More recently, virtualized computing over IP has provided a more modern approach to thin-client computing. "It's easier to deploy and more powerful. It has more intelligent software, and it's made big steps overcoming challenges in network latency," added Kerber. "And there are new software solutions on the market that accelerate its standard protocols and reduce packet losses, but performance is still not real-time."

I/O compression/decompression methods also link a host to a client via TCP/IP, but use algorithms to compress graphics from the host system and extend them. "There are limits to resolution and performance, depending on assured network bandwidth. For example, using multiple monitors at high resolution requires significantly more assured network bandwidth," explained Kerber. "I/O compression schemes are proprietary architectures, requiring back-end and front-end equipment from the same manufacturers. And compression necessarily implies manipulation of pixel data, even though most of these algorithms claim to be mathematically ‘lossless.' "

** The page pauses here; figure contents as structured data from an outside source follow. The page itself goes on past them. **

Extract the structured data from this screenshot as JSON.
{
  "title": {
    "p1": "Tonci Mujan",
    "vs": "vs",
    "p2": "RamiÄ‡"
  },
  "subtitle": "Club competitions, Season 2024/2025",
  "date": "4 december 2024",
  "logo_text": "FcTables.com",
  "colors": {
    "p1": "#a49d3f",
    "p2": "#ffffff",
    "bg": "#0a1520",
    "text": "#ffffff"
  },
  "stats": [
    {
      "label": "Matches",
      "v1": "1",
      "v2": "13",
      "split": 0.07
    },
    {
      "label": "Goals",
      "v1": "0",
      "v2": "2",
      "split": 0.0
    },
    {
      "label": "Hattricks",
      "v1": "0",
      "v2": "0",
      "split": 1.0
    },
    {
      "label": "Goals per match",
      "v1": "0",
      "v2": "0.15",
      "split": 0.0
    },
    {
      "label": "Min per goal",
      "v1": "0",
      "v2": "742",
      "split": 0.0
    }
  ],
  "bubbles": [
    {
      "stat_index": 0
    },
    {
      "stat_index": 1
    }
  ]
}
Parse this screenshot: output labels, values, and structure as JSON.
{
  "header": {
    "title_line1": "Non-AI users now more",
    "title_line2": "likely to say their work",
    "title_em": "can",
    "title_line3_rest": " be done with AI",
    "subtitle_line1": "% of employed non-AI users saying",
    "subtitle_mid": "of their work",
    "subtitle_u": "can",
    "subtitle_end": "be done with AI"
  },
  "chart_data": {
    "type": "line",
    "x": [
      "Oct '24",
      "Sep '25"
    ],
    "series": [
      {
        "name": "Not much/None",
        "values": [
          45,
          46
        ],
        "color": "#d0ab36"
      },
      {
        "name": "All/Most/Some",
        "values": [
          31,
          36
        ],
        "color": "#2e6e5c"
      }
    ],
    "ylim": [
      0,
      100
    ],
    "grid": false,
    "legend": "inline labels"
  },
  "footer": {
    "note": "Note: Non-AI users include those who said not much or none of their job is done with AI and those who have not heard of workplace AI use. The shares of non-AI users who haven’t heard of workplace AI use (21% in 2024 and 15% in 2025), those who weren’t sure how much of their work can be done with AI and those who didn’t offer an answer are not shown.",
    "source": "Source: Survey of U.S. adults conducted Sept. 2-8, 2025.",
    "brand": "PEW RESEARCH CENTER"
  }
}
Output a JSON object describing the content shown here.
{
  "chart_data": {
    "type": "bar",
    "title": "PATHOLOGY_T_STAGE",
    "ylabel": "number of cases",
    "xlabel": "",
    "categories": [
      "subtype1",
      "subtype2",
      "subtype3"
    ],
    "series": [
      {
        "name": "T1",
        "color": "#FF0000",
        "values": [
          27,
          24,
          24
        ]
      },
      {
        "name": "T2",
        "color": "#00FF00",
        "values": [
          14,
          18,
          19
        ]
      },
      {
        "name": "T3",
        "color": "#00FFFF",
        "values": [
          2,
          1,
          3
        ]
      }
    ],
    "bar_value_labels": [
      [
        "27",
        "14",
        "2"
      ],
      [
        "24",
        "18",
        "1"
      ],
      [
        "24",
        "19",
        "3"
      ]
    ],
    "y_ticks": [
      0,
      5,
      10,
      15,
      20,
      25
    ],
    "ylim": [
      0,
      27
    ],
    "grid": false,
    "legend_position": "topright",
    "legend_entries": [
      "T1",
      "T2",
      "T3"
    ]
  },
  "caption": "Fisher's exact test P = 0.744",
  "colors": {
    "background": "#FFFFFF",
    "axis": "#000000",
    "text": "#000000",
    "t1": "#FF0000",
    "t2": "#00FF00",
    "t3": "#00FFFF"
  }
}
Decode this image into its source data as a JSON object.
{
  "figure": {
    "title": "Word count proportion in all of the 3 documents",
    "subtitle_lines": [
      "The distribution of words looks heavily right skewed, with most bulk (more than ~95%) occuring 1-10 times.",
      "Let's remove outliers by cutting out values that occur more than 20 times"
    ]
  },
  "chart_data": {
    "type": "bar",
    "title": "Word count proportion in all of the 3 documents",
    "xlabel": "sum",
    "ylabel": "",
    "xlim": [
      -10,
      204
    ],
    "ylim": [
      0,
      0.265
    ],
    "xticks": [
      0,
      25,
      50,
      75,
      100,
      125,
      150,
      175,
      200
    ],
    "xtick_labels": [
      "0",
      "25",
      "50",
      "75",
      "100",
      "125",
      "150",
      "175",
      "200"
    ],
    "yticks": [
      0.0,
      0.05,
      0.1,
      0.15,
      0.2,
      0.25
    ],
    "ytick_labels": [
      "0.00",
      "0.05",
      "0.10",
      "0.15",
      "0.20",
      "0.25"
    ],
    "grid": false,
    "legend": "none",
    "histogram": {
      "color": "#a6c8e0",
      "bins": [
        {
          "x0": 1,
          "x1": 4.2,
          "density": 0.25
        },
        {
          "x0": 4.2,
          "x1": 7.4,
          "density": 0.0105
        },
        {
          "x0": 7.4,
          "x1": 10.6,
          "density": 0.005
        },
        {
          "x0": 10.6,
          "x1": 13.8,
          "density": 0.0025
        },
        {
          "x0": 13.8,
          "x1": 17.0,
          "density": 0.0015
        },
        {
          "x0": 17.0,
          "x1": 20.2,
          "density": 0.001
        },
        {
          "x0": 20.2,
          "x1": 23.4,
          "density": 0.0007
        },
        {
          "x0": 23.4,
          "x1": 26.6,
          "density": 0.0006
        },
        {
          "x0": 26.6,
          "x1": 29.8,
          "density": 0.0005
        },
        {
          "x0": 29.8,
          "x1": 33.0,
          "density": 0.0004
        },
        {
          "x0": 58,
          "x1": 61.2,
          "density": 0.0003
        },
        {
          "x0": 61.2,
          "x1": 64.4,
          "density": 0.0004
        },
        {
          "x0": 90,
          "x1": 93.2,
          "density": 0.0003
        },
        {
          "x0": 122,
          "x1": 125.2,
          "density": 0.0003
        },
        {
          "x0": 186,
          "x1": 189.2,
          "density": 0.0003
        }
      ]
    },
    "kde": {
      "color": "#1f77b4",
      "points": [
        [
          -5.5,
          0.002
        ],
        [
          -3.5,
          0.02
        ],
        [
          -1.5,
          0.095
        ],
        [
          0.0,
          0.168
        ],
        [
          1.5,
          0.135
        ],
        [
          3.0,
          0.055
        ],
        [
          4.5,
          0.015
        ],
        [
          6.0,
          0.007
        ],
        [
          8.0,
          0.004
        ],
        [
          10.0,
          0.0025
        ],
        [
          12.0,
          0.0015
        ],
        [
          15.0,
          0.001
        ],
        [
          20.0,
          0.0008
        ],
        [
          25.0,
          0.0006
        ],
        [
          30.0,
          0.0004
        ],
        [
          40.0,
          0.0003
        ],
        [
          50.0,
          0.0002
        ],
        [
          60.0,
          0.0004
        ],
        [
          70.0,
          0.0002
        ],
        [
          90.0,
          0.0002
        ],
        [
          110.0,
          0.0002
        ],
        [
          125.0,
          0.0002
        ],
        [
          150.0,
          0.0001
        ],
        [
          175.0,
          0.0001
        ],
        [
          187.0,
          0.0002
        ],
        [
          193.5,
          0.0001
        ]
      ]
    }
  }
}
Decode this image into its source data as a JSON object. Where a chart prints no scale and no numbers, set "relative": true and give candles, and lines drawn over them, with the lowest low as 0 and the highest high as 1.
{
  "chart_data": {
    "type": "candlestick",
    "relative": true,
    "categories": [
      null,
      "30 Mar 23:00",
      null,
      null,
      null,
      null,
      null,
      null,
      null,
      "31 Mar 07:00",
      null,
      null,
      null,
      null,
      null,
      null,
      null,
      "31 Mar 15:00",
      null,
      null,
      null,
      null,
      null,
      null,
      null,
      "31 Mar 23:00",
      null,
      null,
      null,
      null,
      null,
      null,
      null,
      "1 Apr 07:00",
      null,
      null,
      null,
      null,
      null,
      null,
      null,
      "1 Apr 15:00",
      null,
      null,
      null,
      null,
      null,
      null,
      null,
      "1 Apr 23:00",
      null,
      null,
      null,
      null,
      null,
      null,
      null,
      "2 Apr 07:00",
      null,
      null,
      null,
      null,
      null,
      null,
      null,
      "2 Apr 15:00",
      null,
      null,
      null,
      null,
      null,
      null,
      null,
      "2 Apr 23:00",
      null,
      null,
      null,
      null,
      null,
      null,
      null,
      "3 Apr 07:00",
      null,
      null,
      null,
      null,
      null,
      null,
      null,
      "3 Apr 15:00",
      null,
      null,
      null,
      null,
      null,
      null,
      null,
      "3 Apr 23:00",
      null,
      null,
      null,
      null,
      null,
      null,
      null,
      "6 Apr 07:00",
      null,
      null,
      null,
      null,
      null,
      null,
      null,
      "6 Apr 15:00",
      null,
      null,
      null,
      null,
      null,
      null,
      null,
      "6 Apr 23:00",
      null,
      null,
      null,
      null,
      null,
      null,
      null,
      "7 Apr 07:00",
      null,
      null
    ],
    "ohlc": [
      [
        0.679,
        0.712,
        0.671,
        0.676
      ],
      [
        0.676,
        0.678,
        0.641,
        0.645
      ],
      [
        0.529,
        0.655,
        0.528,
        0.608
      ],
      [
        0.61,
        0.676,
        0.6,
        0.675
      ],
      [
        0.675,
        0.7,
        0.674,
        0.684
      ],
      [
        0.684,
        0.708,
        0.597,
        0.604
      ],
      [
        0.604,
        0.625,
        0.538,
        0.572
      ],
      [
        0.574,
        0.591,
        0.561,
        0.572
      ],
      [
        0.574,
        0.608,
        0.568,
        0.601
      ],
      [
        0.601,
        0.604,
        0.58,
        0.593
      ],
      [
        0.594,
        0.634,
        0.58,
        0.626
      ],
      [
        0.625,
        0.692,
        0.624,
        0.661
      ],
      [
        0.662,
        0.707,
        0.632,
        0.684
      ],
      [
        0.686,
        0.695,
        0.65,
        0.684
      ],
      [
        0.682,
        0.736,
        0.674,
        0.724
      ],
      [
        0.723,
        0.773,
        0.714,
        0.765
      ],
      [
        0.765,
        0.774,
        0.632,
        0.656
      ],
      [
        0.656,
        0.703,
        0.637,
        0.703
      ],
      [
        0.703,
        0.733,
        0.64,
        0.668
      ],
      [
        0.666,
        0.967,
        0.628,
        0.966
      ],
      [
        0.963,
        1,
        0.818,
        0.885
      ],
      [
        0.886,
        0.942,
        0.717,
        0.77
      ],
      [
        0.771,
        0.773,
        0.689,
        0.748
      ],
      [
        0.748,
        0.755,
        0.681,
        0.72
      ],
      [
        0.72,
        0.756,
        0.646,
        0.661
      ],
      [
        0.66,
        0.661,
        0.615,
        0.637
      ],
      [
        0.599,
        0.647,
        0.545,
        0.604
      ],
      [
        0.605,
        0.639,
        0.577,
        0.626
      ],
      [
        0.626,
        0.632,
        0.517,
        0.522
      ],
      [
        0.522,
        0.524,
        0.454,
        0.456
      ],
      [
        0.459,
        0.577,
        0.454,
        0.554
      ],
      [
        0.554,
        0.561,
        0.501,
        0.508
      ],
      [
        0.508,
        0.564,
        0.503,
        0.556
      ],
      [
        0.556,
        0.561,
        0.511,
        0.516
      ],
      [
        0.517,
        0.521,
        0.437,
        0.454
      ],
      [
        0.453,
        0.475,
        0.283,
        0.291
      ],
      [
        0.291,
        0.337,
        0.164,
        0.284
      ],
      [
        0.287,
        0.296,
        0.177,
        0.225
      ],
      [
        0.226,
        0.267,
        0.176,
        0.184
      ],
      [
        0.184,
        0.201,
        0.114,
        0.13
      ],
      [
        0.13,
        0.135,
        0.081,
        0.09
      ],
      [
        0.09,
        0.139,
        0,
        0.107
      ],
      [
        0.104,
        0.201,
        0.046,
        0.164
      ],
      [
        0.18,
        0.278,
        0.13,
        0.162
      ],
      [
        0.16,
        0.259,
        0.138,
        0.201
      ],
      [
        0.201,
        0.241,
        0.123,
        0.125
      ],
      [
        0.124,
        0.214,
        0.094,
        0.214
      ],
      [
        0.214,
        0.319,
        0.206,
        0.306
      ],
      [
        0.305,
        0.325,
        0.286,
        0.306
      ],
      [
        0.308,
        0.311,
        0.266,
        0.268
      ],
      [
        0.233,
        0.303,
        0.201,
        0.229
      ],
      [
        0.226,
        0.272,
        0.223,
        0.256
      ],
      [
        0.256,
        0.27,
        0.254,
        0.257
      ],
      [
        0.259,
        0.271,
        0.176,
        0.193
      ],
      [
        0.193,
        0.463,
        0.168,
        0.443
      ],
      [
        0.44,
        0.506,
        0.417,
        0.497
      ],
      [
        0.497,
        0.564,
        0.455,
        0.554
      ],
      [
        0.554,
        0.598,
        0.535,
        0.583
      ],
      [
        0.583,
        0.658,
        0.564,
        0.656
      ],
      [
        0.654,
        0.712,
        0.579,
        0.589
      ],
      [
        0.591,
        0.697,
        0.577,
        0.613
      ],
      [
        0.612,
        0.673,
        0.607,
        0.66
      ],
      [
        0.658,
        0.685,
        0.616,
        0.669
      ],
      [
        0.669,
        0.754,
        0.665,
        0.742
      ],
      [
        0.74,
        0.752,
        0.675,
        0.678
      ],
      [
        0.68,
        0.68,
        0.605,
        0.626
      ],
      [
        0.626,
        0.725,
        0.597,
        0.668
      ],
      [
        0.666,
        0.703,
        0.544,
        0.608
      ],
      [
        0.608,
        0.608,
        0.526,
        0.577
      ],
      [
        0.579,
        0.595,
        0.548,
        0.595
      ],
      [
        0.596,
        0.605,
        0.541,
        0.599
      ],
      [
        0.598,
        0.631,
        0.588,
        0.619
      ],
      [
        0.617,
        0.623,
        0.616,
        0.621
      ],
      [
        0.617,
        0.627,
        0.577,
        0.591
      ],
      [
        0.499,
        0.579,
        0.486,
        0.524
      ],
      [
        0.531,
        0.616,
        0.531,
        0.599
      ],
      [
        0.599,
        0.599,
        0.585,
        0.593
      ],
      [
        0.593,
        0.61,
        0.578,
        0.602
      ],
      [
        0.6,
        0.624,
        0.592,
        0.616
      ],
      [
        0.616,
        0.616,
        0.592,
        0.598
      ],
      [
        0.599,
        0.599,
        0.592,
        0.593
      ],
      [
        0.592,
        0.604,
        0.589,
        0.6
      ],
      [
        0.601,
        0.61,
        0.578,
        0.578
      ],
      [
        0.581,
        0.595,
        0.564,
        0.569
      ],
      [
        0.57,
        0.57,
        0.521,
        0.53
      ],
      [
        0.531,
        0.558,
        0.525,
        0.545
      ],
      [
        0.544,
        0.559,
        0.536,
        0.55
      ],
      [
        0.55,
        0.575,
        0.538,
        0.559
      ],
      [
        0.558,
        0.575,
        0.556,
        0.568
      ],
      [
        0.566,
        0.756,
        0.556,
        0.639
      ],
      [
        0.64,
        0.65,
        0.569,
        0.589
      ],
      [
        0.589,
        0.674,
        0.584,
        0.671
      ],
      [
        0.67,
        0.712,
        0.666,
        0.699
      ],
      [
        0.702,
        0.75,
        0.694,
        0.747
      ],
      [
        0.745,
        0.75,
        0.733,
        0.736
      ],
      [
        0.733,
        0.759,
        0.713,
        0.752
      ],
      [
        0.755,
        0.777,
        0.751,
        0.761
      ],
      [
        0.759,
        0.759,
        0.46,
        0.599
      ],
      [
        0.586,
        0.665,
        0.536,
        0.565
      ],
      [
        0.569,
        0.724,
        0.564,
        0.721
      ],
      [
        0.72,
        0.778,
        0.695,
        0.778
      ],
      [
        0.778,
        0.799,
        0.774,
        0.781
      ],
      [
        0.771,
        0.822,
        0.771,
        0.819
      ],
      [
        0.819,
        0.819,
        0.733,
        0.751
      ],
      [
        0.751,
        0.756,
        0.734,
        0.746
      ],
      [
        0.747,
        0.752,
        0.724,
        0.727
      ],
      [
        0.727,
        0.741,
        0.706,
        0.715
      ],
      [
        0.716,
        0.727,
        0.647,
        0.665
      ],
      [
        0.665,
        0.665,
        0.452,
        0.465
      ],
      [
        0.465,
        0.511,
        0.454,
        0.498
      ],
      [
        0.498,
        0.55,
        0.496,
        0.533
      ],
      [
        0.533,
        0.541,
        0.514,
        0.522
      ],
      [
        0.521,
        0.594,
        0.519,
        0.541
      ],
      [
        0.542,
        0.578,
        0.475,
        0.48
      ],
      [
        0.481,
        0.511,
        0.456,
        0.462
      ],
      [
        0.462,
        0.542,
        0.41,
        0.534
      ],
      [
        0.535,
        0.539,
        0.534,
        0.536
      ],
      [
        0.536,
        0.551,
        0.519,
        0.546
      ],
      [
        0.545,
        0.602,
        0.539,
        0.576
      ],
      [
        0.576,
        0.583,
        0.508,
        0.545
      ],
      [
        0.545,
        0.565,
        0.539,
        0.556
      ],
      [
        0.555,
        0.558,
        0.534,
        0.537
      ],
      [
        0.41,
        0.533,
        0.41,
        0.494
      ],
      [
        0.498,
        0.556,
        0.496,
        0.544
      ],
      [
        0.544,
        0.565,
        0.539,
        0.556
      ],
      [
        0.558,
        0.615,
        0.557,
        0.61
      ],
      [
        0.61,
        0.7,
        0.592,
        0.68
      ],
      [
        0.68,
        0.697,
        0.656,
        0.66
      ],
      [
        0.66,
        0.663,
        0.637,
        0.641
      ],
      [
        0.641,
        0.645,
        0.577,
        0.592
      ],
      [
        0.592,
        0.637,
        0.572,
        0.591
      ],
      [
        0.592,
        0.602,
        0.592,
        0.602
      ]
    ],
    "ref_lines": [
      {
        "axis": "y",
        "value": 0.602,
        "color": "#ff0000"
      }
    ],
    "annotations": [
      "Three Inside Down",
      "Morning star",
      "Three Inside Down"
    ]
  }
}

Meanwhile, keyboard, video and mouse (KVM) extenders describe a range of black boxes that alter the basic host/client arrangement by instead going from the host through a KVM transmitter unit via an analog Cat 5 or fiber-optic extension cable to a KVM receiver that exposes display and I/O data to operators. "In this case, a display compression scheme takes rendered outputs of graphics data and combines then with an I/O extension mechanism for keyboard and mouse," added Kerber. "This necessarily implies manipulation of pixel data with a strong potential of affecting display quality. Also, I/O extensions for keyboard and mouse are limited by their native protocols, which can involve latency over longer distance. And asymmetric graphics quality and performance can occur, depending on what equipment is contained in the main workstation."

Likewise, bus extenders go from a host computer through a hardware bus transmitter card via a digital extension medium like fiber-optic cable to a client appliance that again exposes the display and I/O data to operators. "Extenders such as PCI or PCI-Express bus are serialized to an appliance, and only bus commands are transferred over the link. This renders uncompressed graphics locally on the operator's appliance," said Kerber.

"Bus extenders have a finite transmission distance, but usually it is adequate. Also, the computing session requires the link between the appliance on the operator side and the main system in the computer room to be available at all times," said Kerber. "But in general, bus extension is the most reliable and robust virtualization method, and it provides true real-time performance because the bus itself is communicating with the display."